I think one implication of the argument here is that WALMs view that evolutionary explanations are purely statistical because evolutionary theory is purely statistical can't be right. Population genetics theory can't distinguish between evolution by natural selection and evolution by drift. More information is needed. And at least some of that information, crucial information directly relevant to explaining that some population evolved by natural selection, is causal in nature. Evolutionary explanations are causal explanations (albeit probabilistic). Such explanations aren't part and parcel of the theory. But they are part and parcel of relating theories to the world.

There's more to say about the implications of the argument here. It's now crucial to articulate a full blown view of evolutionary explanation that takes into account the (presumed) insights here. Some philosophers have already begun, in various ways, e.g., Frederic Bouchard and Alex Rosenberg (2004), Ken Reisman and Patrick Forber  (forthcoming), and Roberta Millstein (forthcoming). I'll revisit these next steps in subsequent posts.

References

Bouchard, Frederic and Alex Rosenberg (2004), "Fitness, Probability, and the Principles of Natural Selection", British Journal for the Philosophy of Science 55: 693-712.

Brandon, Robert (1990), Adaptation and Environment. Princeton: Princeton University Press.

Dahlhoff, Elizabeth P. and Nathan Egan Rank (2000), "Functional and Physiological Consequences of Genetic Variation at Phosphoglucose Isomerase: Heat Shock Protein Expression Is Related to Enzyme Genotype in a Montane Beetle", Proceedings of the National Academy of Sciences 97: 10056-10061.

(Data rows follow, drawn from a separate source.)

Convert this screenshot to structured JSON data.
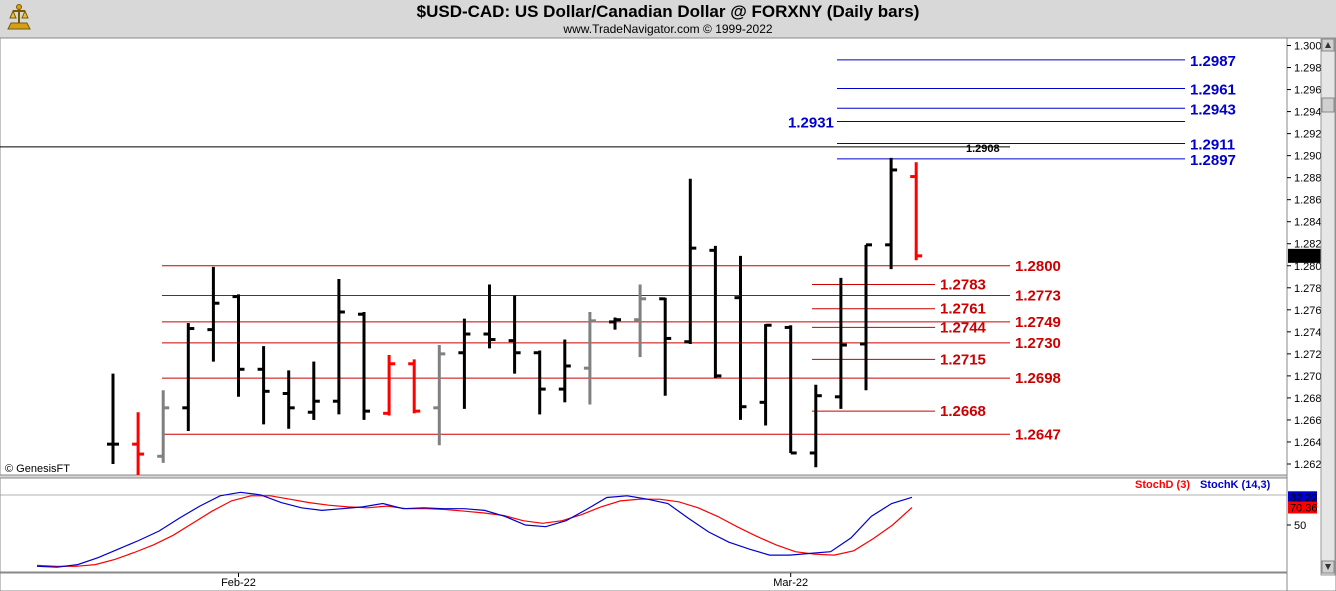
{
  "header": {
    "title": "$USD-CAD:  US Dollar/Canadian Dollar @ FORXNY  (Daily bars)",
    "subtitle": "www.TradeNavigator.com © 1999-2022"
  },
  "watermark": "© GenesisFT",
  "colors": {
    "bull": "#000000",
    "bear": "#ff0000",
    "neutral": "#808080",
    "resistance": "#0000cc",
    "support": "#cc0000",
    "stochD": "#ff0000",
    "stochK": "#0000cc"
  },
  "chart_data": {
    "type": "ohlc",
    "ylim": [
      1.261,
      1.3005
    ],
    "yticks": [
      "1.3000",
      "1.2980",
      "1.2960",
      "1.2940",
      "1.2920",
      "1.2900",
      "1.2880",
      "1.2860",
      "1.2840",
      "1.2820",
      "1.2800",
      "1.2780",
      "1.2760",
      "1.2740",
      "1.2720",
      "1.2700",
      "1.2680",
      "1.2660",
      "1.2640",
      "1.2620"
    ],
    "xlabels": [
      {
        "label": "Feb-22",
        "bar": 5
      },
      {
        "label": "Mar-22",
        "bar": 27
      }
    ],
    "last_price": "1.2809",
    "bars": [
      {
        "o": 1.2638,
        "h": 1.2702,
        "l": 1.262,
        "c": 1.2638,
        "col": "bull"
      },
      {
        "o": 1.2638,
        "h": 1.2667,
        "l": 1.261,
        "c": 1.2629,
        "col": "bear"
      },
      {
        "o": 1.2627,
        "h": 1.2687,
        "l": 1.2621,
        "c": 1.2671,
        "col": "neutral"
      },
      {
        "o": 1.2671,
        "h": 1.2748,
        "l": 1.265,
        "c": 1.2743,
        "col": "bull"
      },
      {
        "o": 1.2742,
        "h": 1.2799,
        "l": 1.2713,
        "c": 1.2766,
        "col": "bull"
      },
      {
        "o": 1.2772,
        "h": 1.2774,
        "l": 1.2681,
        "c": 1.2706,
        "col": "bull"
      },
      {
        "o": 1.2706,
        "h": 1.2727,
        "l": 1.2656,
        "c": 1.2686,
        "col": "bull"
      },
      {
        "o": 1.2684,
        "h": 1.2705,
        "l": 1.2652,
        "c": 1.2671,
        "col": "bull"
      },
      {
        "o": 1.2667,
        "h": 1.2713,
        "l": 1.266,
        "c": 1.2677,
        "col": "bull"
      },
      {
        "o": 1.2677,
        "h": 1.2788,
        "l": 1.2665,
        "c": 1.2758,
        "col": "bull"
      },
      {
        "o": 1.2756,
        "h": 1.2758,
        "l": 1.266,
        "c": 1.2668,
        "col": "bull"
      },
      {
        "o": 1.2666,
        "h": 1.2719,
        "l": 1.2664,
        "c": 1.2711,
        "col": "bear"
      },
      {
        "o": 1.2711,
        "h": 1.2715,
        "l": 1.2666,
        "c": 1.2668,
        "col": "bear"
      },
      {
        "o": 1.2671,
        "h": 1.2728,
        "l": 1.2637,
        "c": 1.272,
        "col": "neutral"
      },
      {
        "o": 1.2721,
        "h": 1.2752,
        "l": 1.267,
        "c": 1.2738,
        "col": "bull"
      },
      {
        "o": 1.2738,
        "h": 1.2783,
        "l": 1.2725,
        "c": 1.2733,
        "col": "bull"
      },
      {
        "o": 1.2732,
        "h": 1.2773,
        "l": 1.2702,
        "c": 1.2721,
        "col": "bull"
      },
      {
        "o": 1.2721,
        "h": 1.2723,
        "l": 1.2665,
        "c": 1.2688,
        "col": "bull"
      },
      {
        "o": 1.2688,
        "h": 1.2733,
        "l": 1.2676,
        "c": 1.2709,
        "col": "bull"
      },
      {
        "o": 1.2707,
        "h": 1.2758,
        "l": 1.2674,
        "c": 1.275,
        "col": "neutral"
      },
      {
        "o": 1.2749,
        "h": 1.2753,
        "l": 1.2742,
        "c": 1.2751,
        "col": "bull"
      },
      {
        "o": 1.2751,
        "h": 1.2783,
        "l": 1.2717,
        "c": 1.277,
        "col": "neutral"
      },
      {
        "o": 1.277,
        "h": 1.2771,
        "l": 1.2682,
        "c": 1.2734,
        "col": "bull"
      },
      {
        "o": 1.2731,
        "h": 1.2879,
        "l": 1.2729,
        "c": 1.2816,
        "col": "bull"
      },
      {
        "o": 1.2814,
        "h": 1.2818,
        "l": 1.2698,
        "c": 1.27,
        "col": "bull"
      },
      {
        "o": 1.2771,
        "h": 1.2809,
        "l": 1.266,
        "c": 1.2672,
        "col": "bull"
      },
      {
        "o": 1.2676,
        "h": 1.2747,
        "l": 1.2655,
        "c": 1.2746,
        "col": "bull"
      },
      {
        "o": 1.2744,
        "h": 1.2746,
        "l": 1.263,
        "c": 1.263,
        "col": "bull"
      },
      {
        "o": 1.263,
        "h": 1.2692,
        "l": 1.2617,
        "c": 1.2682,
        "col": "bull"
      },
      {
        "o": 1.2681,
        "h": 1.2789,
        "l": 1.267,
        "c": 1.2728,
        "col": "bull"
      },
      {
        "o": 1.2729,
        "h": 1.2819,
        "l": 1.2687,
        "c": 1.2819,
        "col": "bull"
      },
      {
        "o": 1.2819,
        "h": 1.2898,
        "l": 1.2797,
        "c": 1.2887,
        "col": "bull"
      },
      {
        "o": 1.2881,
        "h": 1.2894,
        "l": 1.2805,
        "c": 1.2809,
        "col": "bear"
      }
    ],
    "resistance": [
      {
        "value": 1.2987,
        "label": "1.2987",
        "side": "right"
      },
      {
        "value": 1.2961,
        "label": "1.2961",
        "side": "right"
      },
      {
        "value": 1.2943,
        "label": "1.2943",
        "side": "right"
      },
      {
        "value": 1.2931,
        "label": "1.2931",
        "side": "left"
      },
      {
        "value": 1.2911,
        "label": "1.2911",
        "side": "right"
      },
      {
        "value": 1.2897,
        "label": "1.2897",
        "side": "right"
      }
    ],
    "horizontal_line": {
      "value": 1.2908,
      "label": "1.2908"
    },
    "support_long": [
      {
        "value": 1.28,
        "label": "1.2800"
      },
      {
        "value": 1.2773,
        "label": "1.2773"
      },
      {
        "value": 1.2749,
        "label": "1.2749"
      },
      {
        "value": 1.273,
        "label": "1.2730"
      },
      {
        "value": 1.2698,
        "label": "1.2698"
      },
      {
        "value": 1.2647,
        "label": "1.2647"
      }
    ],
    "support_short": [
      {
        "value": 1.2783,
        "label": "1.2783"
      },
      {
        "value": 1.2761,
        "label": "1.2761"
      },
      {
        "value": 1.2744,
        "label": "1.2744"
      },
      {
        "value": 1.2715,
        "label": "1.2715"
      },
      {
        "value": 1.2668,
        "label": "1.2668"
      }
    ],
    "stochastic": {
      "ylim": [
        0,
        100
      ],
      "yticks": [
        "50"
      ],
      "stochD_label": "StochD (3)",
      "stochK_label": "StochK (14,3)",
      "stochD_value": "70.36",
      "stochK_value": "82.22",
      "stochD": [
        3,
        2,
        2,
        4,
        10,
        18,
        27,
        38,
        52,
        66,
        78,
        84,
        84,
        80,
        76,
        73,
        71,
        70,
        72,
        69,
        69,
        68,
        66,
        64,
        61,
        55,
        52,
        55,
        62,
        71,
        78,
        80,
        80,
        77,
        70,
        60,
        48,
        37,
        27,
        19,
        16,
        15,
        20,
        34,
        50,
        70.36
      ],
      "stochK": [
        2,
        1,
        4,
        12,
        22,
        32,
        43,
        58,
        72,
        84,
        88,
        85,
        76,
        70,
        67,
        69,
        71,
        75,
        69,
        70,
        69,
        69,
        67,
        60,
        50,
        48,
        55,
        68,
        82,
        84,
        80,
        75,
        58,
        42,
        30,
        22,
        15,
        15,
        17,
        19,
        35,
        60,
        75,
        82.22
      ]
    }
  }
}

Lewontin, R. C. (1970), "The Units of Selection", Annual Review of Ecology and Systematics 1: 1-18.

Lewontin, R. (1974), The Genetic Basis of Evolutionary Change. New York: Columbia University Press.

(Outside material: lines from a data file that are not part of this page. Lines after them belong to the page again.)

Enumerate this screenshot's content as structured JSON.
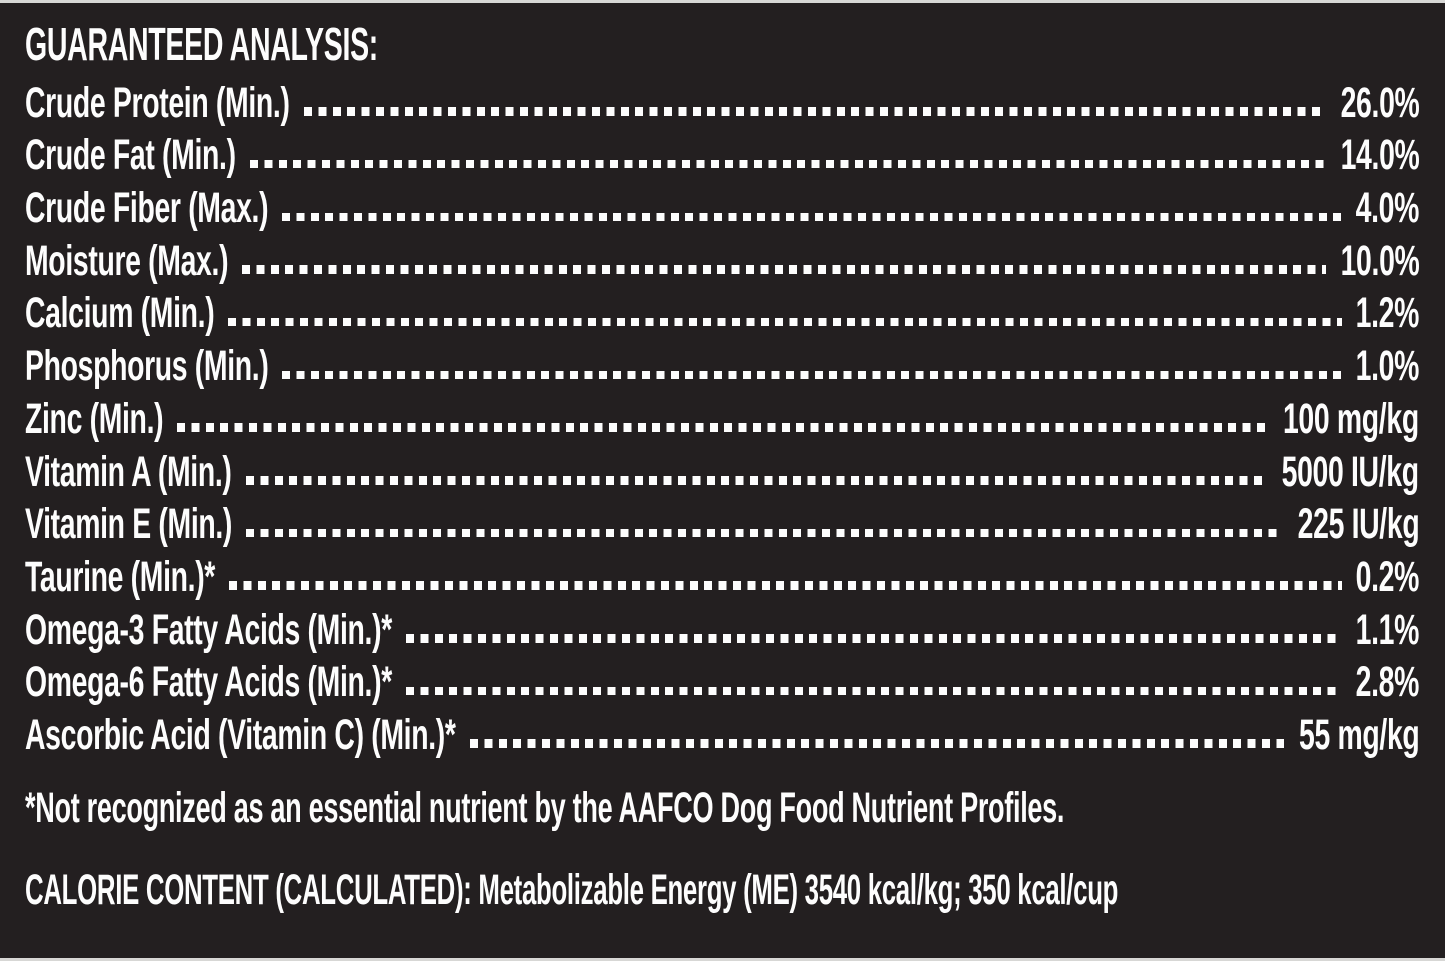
{
  "page": {
    "background_color": "#231f20",
    "text_color": "#fdfdfd",
    "edge_strip_color": "#d7d7d5"
  },
  "header": {
    "title": "GUARANTEED ANALYSIS:"
  },
  "analysis": {
    "rows": [
      {
        "label": "Crude Protein (Min.)",
        "value": "26.0%"
      },
      {
        "label": "Crude Fat (Min.)",
        "value": "14.0%"
      },
      {
        "label": "Crude Fiber (Max.)",
        "value": "4.0%"
      },
      {
        "label": "Moisture (Max.)",
        "value": "10.0%"
      },
      {
        "label": "Calcium (Min.)",
        "value": "1.2%"
      },
      {
        "label": "Phosphorus (Min.)",
        "value": "1.0%"
      },
      {
        "label": "Zinc (Min.)",
        "value": "100 mg/kg"
      },
      {
        "label": "Vitamin A (Min.)",
        "value": "5000 IU/kg"
      },
      {
        "label": "Vitamin E (Min.)",
        "value": "225 IU/kg"
      },
      {
        "label": "Taurine (Min.)*",
        "value": "0.2%"
      },
      {
        "label": "Omega-3 Fatty Acids (Min.)*",
        "value": "1.1%"
      },
      {
        "label": "Omega-6 Fatty Acids (Min.)*",
        "value": "2.8%"
      },
      {
        "label": "Ascorbic Acid (Vitamin C) (Min.)*",
        "value": "55 mg/kg"
      }
    ]
  },
  "footnote": "*Not recognized as an essential nutrient by the AAFCO Dog Food Nutrient Profiles.",
  "calorie_content": "CALORIE CONTENT (CALCULATED): Metabolizable Energy (ME) 3540 kcal/kg; 350 kcal/cup"
}
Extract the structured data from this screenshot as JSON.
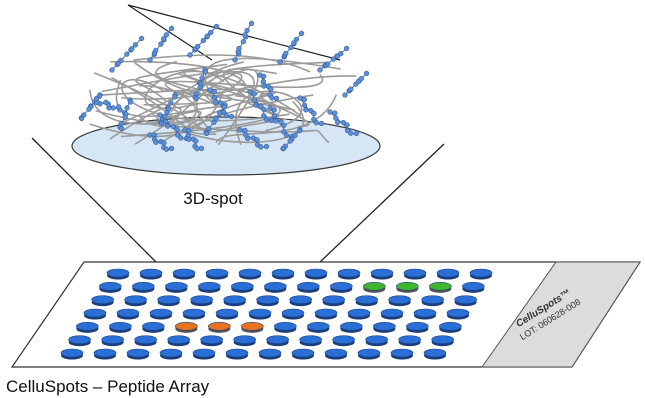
{
  "spot_label": "3D-spot",
  "array_title": "CelluSpots – Peptide Array",
  "slide_label": {
    "brand": "CelluSpots™",
    "lot": "LOT: 060628-008"
  },
  "colors": {
    "spot_default": "#2a6fd6",
    "spot_highlight_green": "#3fb52f",
    "spot_highlight_orange": "#e8731e",
    "fiber": "#9a9a9a",
    "peptide_bead": "#5b8fd6",
    "disc_fill": "#d6e6f6",
    "label_strip": "#dcdcdc"
  },
  "array": {
    "rows": 7,
    "cols": 12,
    "highlight_green": [
      [
        1,
        8
      ],
      [
        1,
        9
      ],
      [
        1,
        10
      ]
    ],
    "highlight_orange": [
      [
        4,
        3
      ],
      [
        4,
        4
      ],
      [
        4,
        5
      ]
    ]
  }
}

Matthen, Mohan and Andre Ariew (2002), "Two Ways of Thinking About Fitness and Natural Selection." Journal of Philosophy 99: 55-83.

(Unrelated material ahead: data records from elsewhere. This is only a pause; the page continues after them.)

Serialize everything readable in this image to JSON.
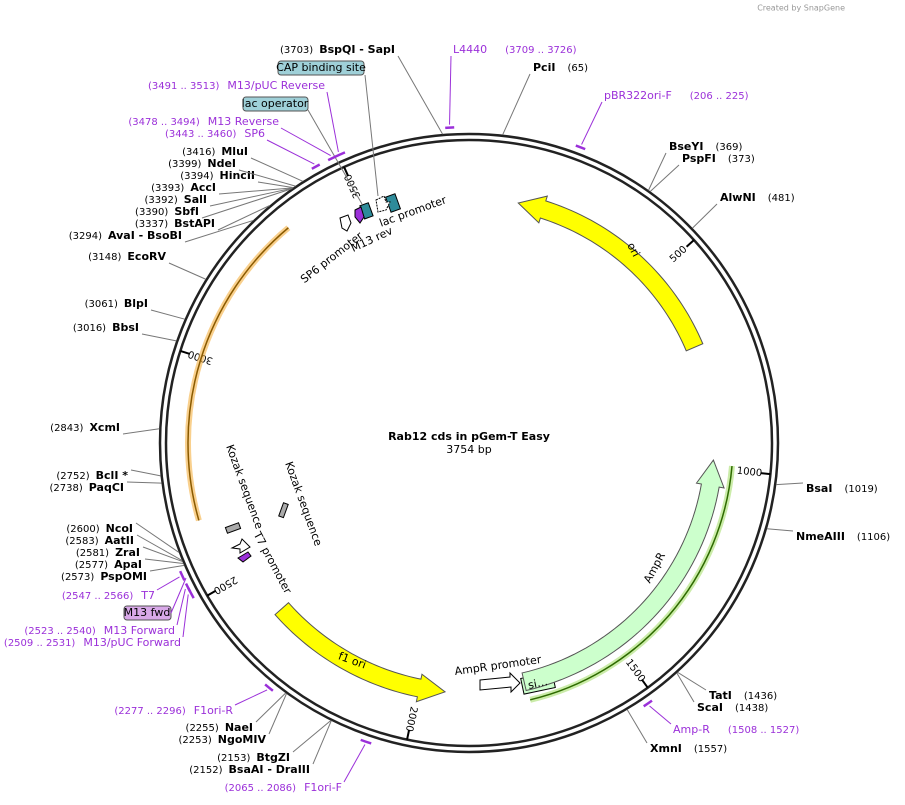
{
  "header": {
    "credit": "Created by SnapGene"
  },
  "map": {
    "name": "Rab12 cds in pGem-T Easy",
    "size": "3754 bp"
  },
  "ticks": [
    "500",
    "1000",
    "1500",
    "2000",
    "2500",
    "3000",
    "3500"
  ],
  "enzymes": [
    {
      "name": "PciI",
      "site": "(65)"
    },
    {
      "name": "BseYI",
      "site": "(369)"
    },
    {
      "name": "PspFI",
      "site": "(373)"
    },
    {
      "name": "AlwNI",
      "site": "(481)"
    },
    {
      "name": "BsaI",
      "site": "(1019)"
    },
    {
      "name": "NmeAIII",
      "site": "(1106)"
    },
    {
      "name": "TatI",
      "site": "(1436)"
    },
    {
      "name": "ScaI",
      "site": "(1438)"
    },
    {
      "name": "XmnI",
      "site": "(1557)"
    },
    {
      "name": "BsaAI - DraIII",
      "site": "(2152)"
    },
    {
      "name": "BtgZI",
      "site": "(2153)"
    },
    {
      "name": "NgoMIV",
      "site": "(2253)"
    },
    {
      "name": "NaeI",
      "site": "(2255)"
    },
    {
      "name": "PspOMI",
      "site": "(2573)"
    },
    {
      "name": "ApaI",
      "site": "(2577)"
    },
    {
      "name": "ZraI",
      "site": "(2581)"
    },
    {
      "name": "AatII",
      "site": "(2583)"
    },
    {
      "name": "NcoI",
      "site": "(2600)"
    },
    {
      "name": "PaqCI",
      "site": "(2738)"
    },
    {
      "name": "BclI *",
      "site": "(2752)"
    },
    {
      "name": "XcmI",
      "site": "(2843)"
    },
    {
      "name": "BbsI",
      "site": "(3016)"
    },
    {
      "name": "BlpI",
      "site": "(3061)"
    },
    {
      "name": "EcoRV",
      "site": "(3148)"
    },
    {
      "name": "AvaI - BsoBI",
      "site": "(3294)"
    },
    {
      "name": "BstAPI",
      "site": "(3337)"
    },
    {
      "name": "SbfI",
      "site": "(3390)"
    },
    {
      "name": "SalI",
      "site": "(3392)"
    },
    {
      "name": "AccI",
      "site": "(3393)"
    },
    {
      "name": "HincII",
      "site": "(3394)"
    },
    {
      "name": "NdeI",
      "site": "(3399)"
    },
    {
      "name": "MluI",
      "site": "(3416)"
    },
    {
      "name": "BspQI - SapI",
      "site": "(3703)"
    }
  ],
  "primers": [
    {
      "name": "L4440",
      "range": "(3709 .. 3726)"
    },
    {
      "name": "pBR322ori-F",
      "range": "(206 .. 225)"
    },
    {
      "name": "Amp-R",
      "range": "(1508 .. 1527)"
    },
    {
      "name": "F1ori-F",
      "range": "(2065 .. 2086)"
    },
    {
      "name": "F1ori-R",
      "range": "(2277 .. 2296)"
    },
    {
      "name": "M13/pUC Forward",
      "range": "(2509 .. 2531)"
    },
    {
      "name": "M13 Forward",
      "range": "(2523 .. 2540)"
    },
    {
      "name": "T7",
      "range": "(2547 .. 2566)"
    },
    {
      "name": "SP6",
      "range": "(3443 .. 3460)"
    },
    {
      "name": "M13 Reverse",
      "range": "(3478 .. 3494)"
    },
    {
      "name": "M13/pUC Reverse",
      "range": "(3491 .. 3513)"
    }
  ],
  "boxed_features": [
    {
      "label": "M13 fwd"
    },
    {
      "label": "CAP binding site"
    },
    {
      "label": "lac operator"
    }
  ],
  "features": [
    {
      "label": "ori"
    },
    {
      "label": "AmpR"
    },
    {
      "label": "f1 ori"
    },
    {
      "label": "AmpR promoter"
    },
    {
      "label": "lac promoter"
    },
    {
      "label": "M13 rev"
    },
    {
      "label": "SP6 promoter"
    },
    {
      "label": "T7 promoter"
    },
    {
      "label": "Kozak sequence"
    },
    {
      "label": "Kozak sequence"
    },
    {
      "label": "si…"
    }
  ]
}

Millstein, R. (forthcoming), "Natural Selection as a Population-Level Causal Process", British Journal for the Philosophy of Science.

Rank, Nathan Egan (1992), "A Hierarchical Analysis of Genetic Differentiation in a Montane Leaf Beetle Chrysomela Aeneicollis (Coleoptera: Chrysomelidae)", Evolution 46: 1097-1111.

Rank, Nathan Egan and Elizabeth P. Dahlhoff (2002), "Allele Frequency Shifts in Response to Climate Change and Physiological Consequences of Allozyme Variation in a Montane Insect", Evolution 56: 2278-2289.

Reisman, Ken and Patrick Forber (forthcoming), "Manipulation and the Causes of Evolution", Philosophy of Science.

Rice, S. (2004), Evolutionary Theory. Sunderland, MA: Sinauer and Associates.

Stephens, Christopher (2004), “Selection, Drift, and the 'Forces' of Evolution”, Philosophy of
Science
71: 550-570.

Walsh, Denis M., Tim Lewens, and André Ariew (2002), "The Trials of Life: Natural Selection and Random Drift." Philosophy of Science 69: 452-73.